Fino al 14% dei parcheggi urbani su strada potrebbe scomparire nei prossimi anni, a causa delle auto sempre più lunghe e larghe.

La riduzione dei parcheggi nelle zone blu ha un impatto sulla vita nei quartieri urbani: aumenta il traffico alla ricerca di un parcheggio, rende più difficile la vita quotidiana per le famiglie e i fornitori di servizi e può ulteriormente compromettere la sicurezza stradale.

A luglio, in una piccola via residenziale di Berna, sono stati installati dei segnali stradali temporanei per annunciare lavori in corso. Tuttavia, questi lavori si sono limitati alla rimozione di numerosi parcheggi nelle zone blu, nonostante il numero di parcheggi sia già di gran lunga inferiore alla domanda e al parco veicoli locale.

Si stima che negli ultimi dieci anni siano scomparsi oltre 11.000 parcheggi nelle cinque maggiori città svizzere – Zurigo, Ginevra, Losanna, Basilea e Berna –.

È lecito supporre che i politici che hanno ideato e attuato questa strategia di riduzione dei parcheggi – apparentemente per promuovere la mobilità sostenibile e raggiungere gli obiettivi climatici – non vivano in questi quartieri.

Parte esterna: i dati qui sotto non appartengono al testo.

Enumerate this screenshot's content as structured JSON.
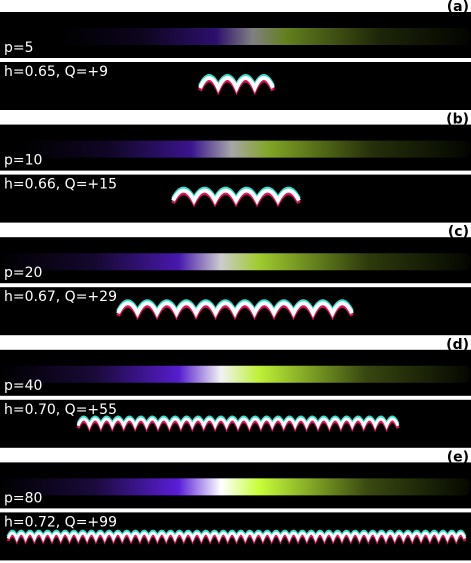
{
  "panels": [
    {
      "label": "(a)",
      "p": "p=5",
      "hq": "h=0.65, Q=+9"
    },
    {
      "label": "(b)",
      "p": "p=10",
      "hq": "h=0.66, Q=+15"
    },
    {
      "label": "(c)",
      "p": "p=20",
      "hq": "h=0.67, Q=+29"
    },
    {
      "label": "(d)",
      "p": "p=40",
      "hq": "h=0.70, Q=+55"
    },
    {
      "label": "(e)",
      "p": "p=80",
      "hq": "h=0.72, Q=+99"
    }
  ]
}
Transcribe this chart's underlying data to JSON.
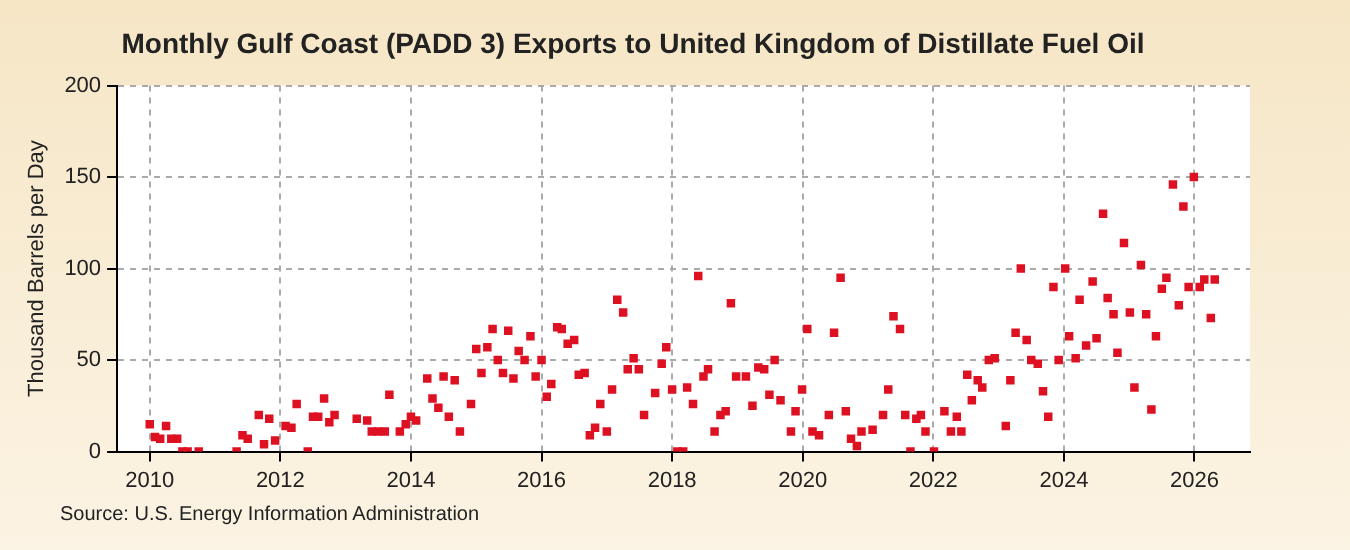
{
  "chart_data": {
    "type": "scatter",
    "title": "Monthly Gulf Coast (PADD 3) Exports to United Kingdom of Distillate Fuel Oil",
    "ylabel": "Thousand Barrels per Day",
    "annotations": [
      "Source: U.S. Energy Information Administration"
    ],
    "xlim": [
      2009.5,
      2026.85
    ],
    "xticks": [
      2010,
      2012,
      2014,
      2016,
      2018,
      2020,
      2022,
      2024,
      2026
    ],
    "ylim": [
      0,
      200
    ],
    "yticks": [
      0,
      50,
      100,
      150,
      200
    ],
    "grid": true,
    "legend": false,
    "marker": "square",
    "series": [
      {
        "color": "#dd1122",
        "x": [
          2010.0,
          2010.08,
          2010.16,
          2010.25,
          2010.33,
          2010.42,
          2010.5,
          2010.58,
          2010.75,
          2011.33,
          2011.42,
          2011.5,
          2011.67,
          2011.75,
          2011.83,
          2011.92,
          2012.08,
          2012.17,
          2012.25,
          2012.42,
          2012.5,
          2012.58,
          2012.67,
          2012.75,
          2012.83,
          2013.17,
          2013.33,
          2013.4,
          2013.5,
          2013.6,
          2013.67,
          2013.83,
          2013.92,
          2014.0,
          2014.08,
          2014.25,
          2014.33,
          2014.42,
          2014.5,
          2014.58,
          2014.67,
          2014.75,
          2014.92,
          2015.0,
          2015.08,
          2015.17,
          2015.25,
          2015.33,
          2015.41,
          2015.49,
          2015.57,
          2015.65,
          2015.74,
          2015.83,
          2015.91,
          2016.0,
          2016.08,
          2016.15,
          2016.24,
          2016.31,
          2016.4,
          2016.5,
          2016.57,
          2016.66,
          2016.74,
          2016.82,
          2016.9,
          2017.0,
          2017.08,
          2017.16,
          2017.25,
          2017.32,
          2017.41,
          2017.49,
          2017.57,
          2017.74,
          2017.84,
          2017.91,
          2018.0,
          2018.08,
          2018.17,
          2018.23,
          2018.32,
          2018.4,
          2018.48,
          2018.55,
          2018.65,
          2018.74,
          2018.82,
          2018.9,
          2018.98,
          2019.13,
          2019.23,
          2019.32,
          2019.41,
          2019.49,
          2019.57,
          2019.66,
          2019.82,
          2019.89,
          2019.99,
          2020.07,
          2020.15,
          2020.25,
          2020.4,
          2020.48,
          2020.58,
          2020.66,
          2020.74,
          2020.83,
          2020.9,
          2021.07,
          2021.23,
          2021.31,
          2021.39,
          2021.49,
          2021.57,
          2021.65,
          2021.74,
          2021.81,
          2021.88,
          2022.01,
          2022.17,
          2022.27,
          2022.36,
          2022.43,
          2022.52,
          2022.59,
          2022.68,
          2022.75,
          2022.85,
          2022.94,
          2023.11,
          2023.18,
          2023.26,
          2023.34,
          2023.43,
          2023.5,
          2023.6,
          2023.68,
          2023.76,
          2023.84,
          2023.92,
          2024.02,
          2024.08,
          2024.18,
          2024.24,
          2024.34,
          2024.44,
          2024.5,
          2024.6,
          2024.67,
          2024.76,
          2024.82,
          2024.92,
          2025.01,
          2025.08,
          2025.18,
          2025.26,
          2025.34,
          2025.41,
          2025.5,
          2025.57,
          2025.67,
          2025.76,
          2025.83,
          2025.91,
          2025.99,
          2026.08,
          2026.15,
          2026.25,
          2026.31
        ],
        "values": [
          15,
          8,
          7,
          14,
          7,
          7,
          0,
          0,
          0,
          0,
          9,
          7,
          20,
          4,
          18,
          6,
          14,
          13,
          26,
          0,
          19,
          19,
          29,
          16,
          20,
          18,
          17,
          11,
          11,
          11,
          31,
          11,
          15,
          19,
          17,
          40,
          29,
          24,
          41,
          19,
          39,
          11,
          26,
          56,
          43,
          57,
          67,
          50,
          43,
          66,
          40,
          55,
          50,
          63,
          41,
          50,
          30,
          37,
          68,
          67,
          59,
          61,
          42,
          43,
          9,
          13,
          26,
          11,
          34,
          83,
          76,
          45,
          51,
          45,
          20,
          32,
          48,
          57,
          34,
          0,
          0,
          35,
          26,
          96,
          41,
          45,
          11,
          20,
          22,
          81,
          41,
          41,
          25,
          46,
          45,
          31,
          50,
          28,
          11,
          22,
          34,
          67,
          11,
          9,
          20,
          65,
          95,
          22,
          7,
          3,
          11,
          12,
          20,
          34,
          74,
          67,
          20,
          0,
          18,
          20,
          11,
          0,
          22,
          11,
          19,
          11,
          42,
          28,
          39,
          35,
          50,
          51,
          14,
          39,
          65,
          100,
          61,
          50,
          48,
          33,
          19,
          90,
          50,
          100,
          63,
          51,
          83,
          58,
          93,
          62,
          130,
          84,
          75,
          54,
          114,
          76,
          35,
          102,
          75,
          23,
          63,
          89,
          95,
          146,
          80,
          134,
          90,
          150,
          90,
          94,
          73,
          94
        ]
      }
    ]
  }
}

In definitiva, a pagare il conto sono gli automobilisti, e per giunta due volte. Le città vendono permessi di parcheggio per le zone blu, che consentono ai residenti di parcheggiare lì. In linea di principio, questo ha senso. Tuttavia, quando la domanda supera già l'offerta e sempre più parcheggi vengono eliminati, questo sistema assomiglia sempre più a una mera fonte di entrate.

I residenti sono doppiamente penalizzati dall'intensificarsi dei controlli da parte della polizia. Gli automobilisti che parcheggiano i loro veicoli al di fuori delle zone di parcheggio designate vengono multati, anche se queste stesse aree sono state recentemente contrassegnate come normali parcheggi.